Please note that the promisers know that all this will not be accomplished, not least because the promisers are also promising to abide by the promises in the IMF agreement. But that's exactly why they couldn't hold the thing together the last time.

There are promises to abolish all hospital costs, even though those were already abolished and the current administration left it that way. This, too, despite it being understood by the professionals closest to the hospitals that the fee abolition election gimmickry has been a gift to insurance companies and degraded the quality of health care.

For his part, Peter Phillips promised the creation of 100,000 jobs. Audley called it "a desperate election ploy". Phillips explained that it was actually a projection based on job creation over the last few years and the projected rate of growth. So you can imagine my shock to read that Shaw has now promised 250,000 jobs! That's 150,000 more than the number given "to drum up support by manipulating the electorate".

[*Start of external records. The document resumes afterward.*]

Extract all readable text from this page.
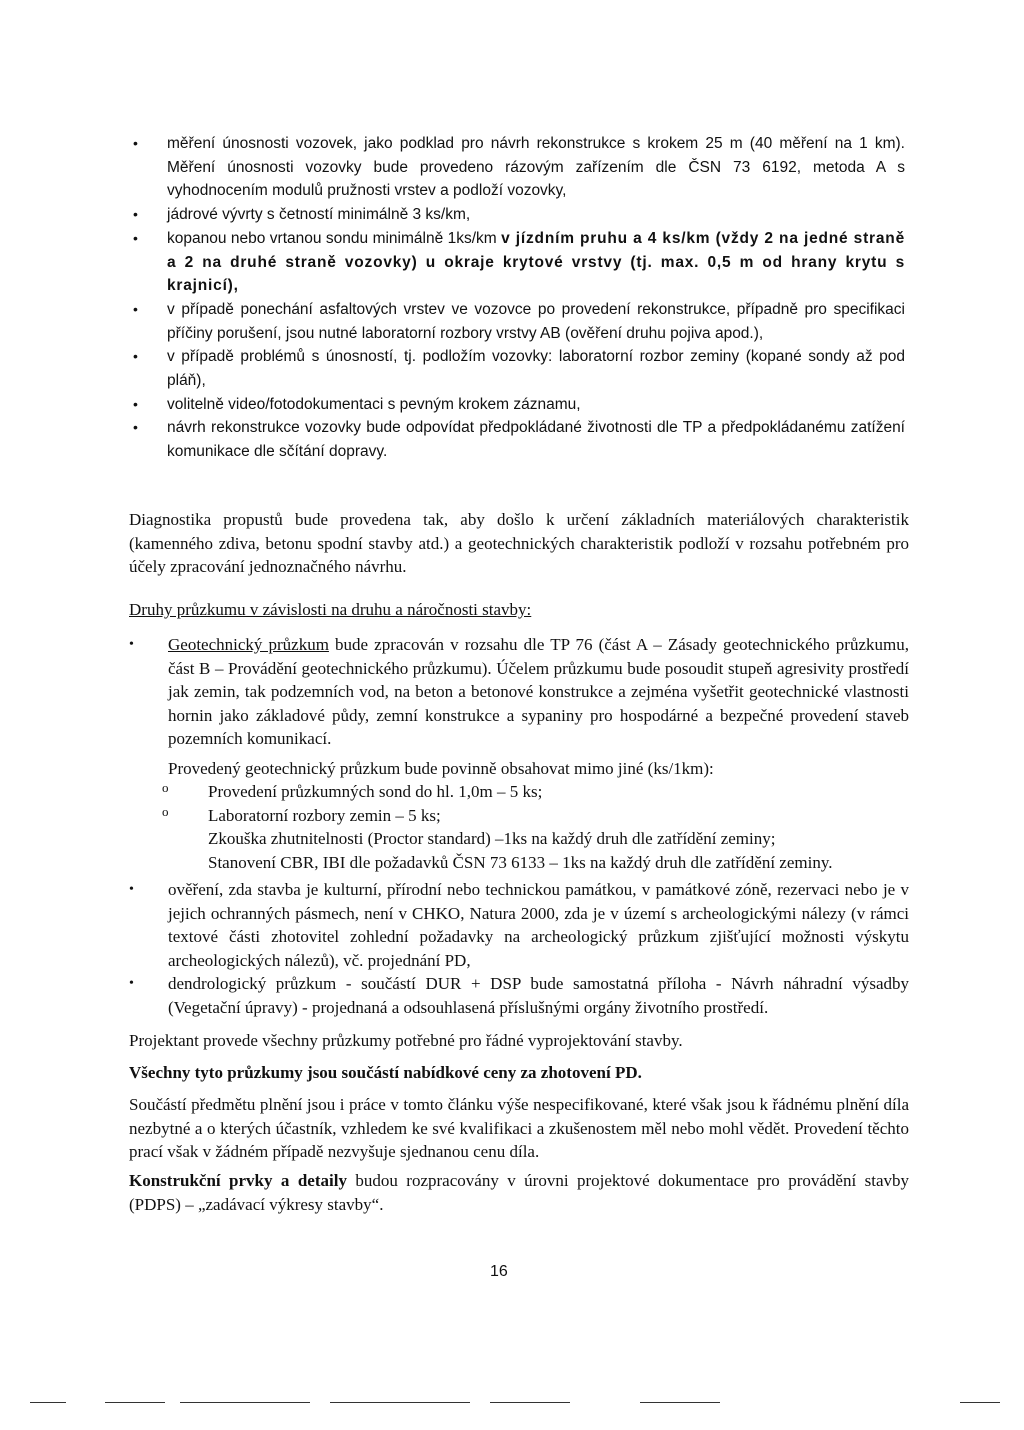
• měření únosnosti vozovek, jako podklad pro návrh rekonstrukce s krokem 25 m (40 měření na 1 km). Měření únosnosti vozovky bude provedeno rázovým zařízením dle ČSN 73 6192, metoda A s vyhodnocením modulů pružnosti vrstev a podloží vozovky,
• jádrové vývrty s četností minimálně 3 ks/km,
• kopanou nebo vrtanou sondu minimálně 1ks/km v jízdním pruhu a 4 ks/km (vždy 2 na jedné straně a 2 na druhé straně vozovky) u okraje krytové vrstvy (tj. max. 0,5 m od hrany krytu s krajnicí),
• v případě ponechání asfaltových vrstev ve vozovce po provedení rekonstrukce, případně pro specifikaci příčiny porušení, jsou nutné laboratorní rozbory vrstvy AB (ověření druhu pojiva apod.),
• v případě problémů s únosností, tj. podložím vozovky: laboratorní rozbor zeminy (kopané sondy až pod pláň),
• volitelně video/fotodokumentaci s pevným krokem záznamu,
• návrh rekonstrukce vozovky bude odpovídat předpokládané životnosti dle TP a předpokládanému zatížení komunikace dle sčítání dopravy.
Diagnostika propustů bude provedena tak, aby došlo k určení základních materiálových charakteristik (kamenného zdiva, betonu spodní stavby atd.) a geotechnických charakteristik podloží v rozsahu potřebném pro účely zpracování jednoznačného návrhu.
Druhy průzkumu v závislosti na druhu a náročnosti stavby:
• Geotechnický průzkum bude zpracován v rozsahu dle TP 76 (část A – Zásady geotechnického průzkumu, část B – Provádění geotechnického průzkumu). Účelem průzkumu bude posoudit stupeň agresivity prostředí jak zemin, tak podzemních vod, na beton a betonové konstrukce a zejména vyšetřit geotechnické vlastnosti hornin jako základové půdy, zemní konstrukce a sypaniny pro hospodárné a bezpečné provedení staveb pozemních komunikací.
Provedený geotechnický průzkum bude povinně obsahovat mimo jiné (ks/1km):
o Provedení průzkumných sond do hl. 1,0m – 5 ks;
o Laboratorní rozbory zemin – 5 ks;
Zkouška zhutnitelnosti (Proctor standard) –1ks na každý druh dle zatřídění zeminy;
Stanovení CBR, IBI dle požadavků ČSN 73 6133 – 1ks na každý druh dle zatřídění zeminy.
• ověření, zda stavba je kulturní, přírodní nebo technickou památkou, v památkové zóně, rezervaci nebo je v jejich ochranných pásmech, není v CHKO, Natura 2000, zda je v území s archeologickými nálezy (v rámci textové části zhotovitel zohlední požadavky na archeologický průzkum zjišťující možnosti výskytu archeologických nálezů), vč. projednání PD,
• dendrologický průzkum - součástí DUR + DSP bude samostatná příloha - Návrh náhradní výsadby (Vegetační úpravy) - projednaná a odsouhlasená příslušnými orgány životního prostředí.
Projektant provede všechny průzkumy potřebné pro řádné vyprojektování stavby.
Všechny tyto průzkumy jsou součástí nabídkové ceny za zhotovení PD.
Součástí předmětu plnění jsou i práce v tomto článku výše nespecifikované, které však jsou k řádnému plnění díla nezbytné a o kterých účastník, vzhledem ke své kvalifikaci a zkušenostem měl nebo mohl vědět. Provedení těchto prací však v žádném případě nezvyšuje sjednanou cenu díla.
Konstrukční prvky a detaily budou rozpracovány v úrovni projektové dokumentace pro provádění stavby (PDPS) – „zadávací výkresy stavby“.
16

It's worth remembering that this is the same Shaw who says 400,000 people on the voters' list have either died or migrated. That, too, is a whopping number, seeing as how there are 1,824,410 people on the voters' list. My point is that maths is clearly and definitely Audley's strong suit and he's obviously a math genius. So you have to factor that in.

Where does all this leave us?

A few years ago when the political promises were flying thick and hard, Roger Clarke used to crack jokes about his opponents promising to air-condition Santa Cruz. They're at it again. And we're here again. So my humble petition is that they include Sav and Falmouth in the air-conditioning plans. I've been to these places recently: Dem hot, Rasta!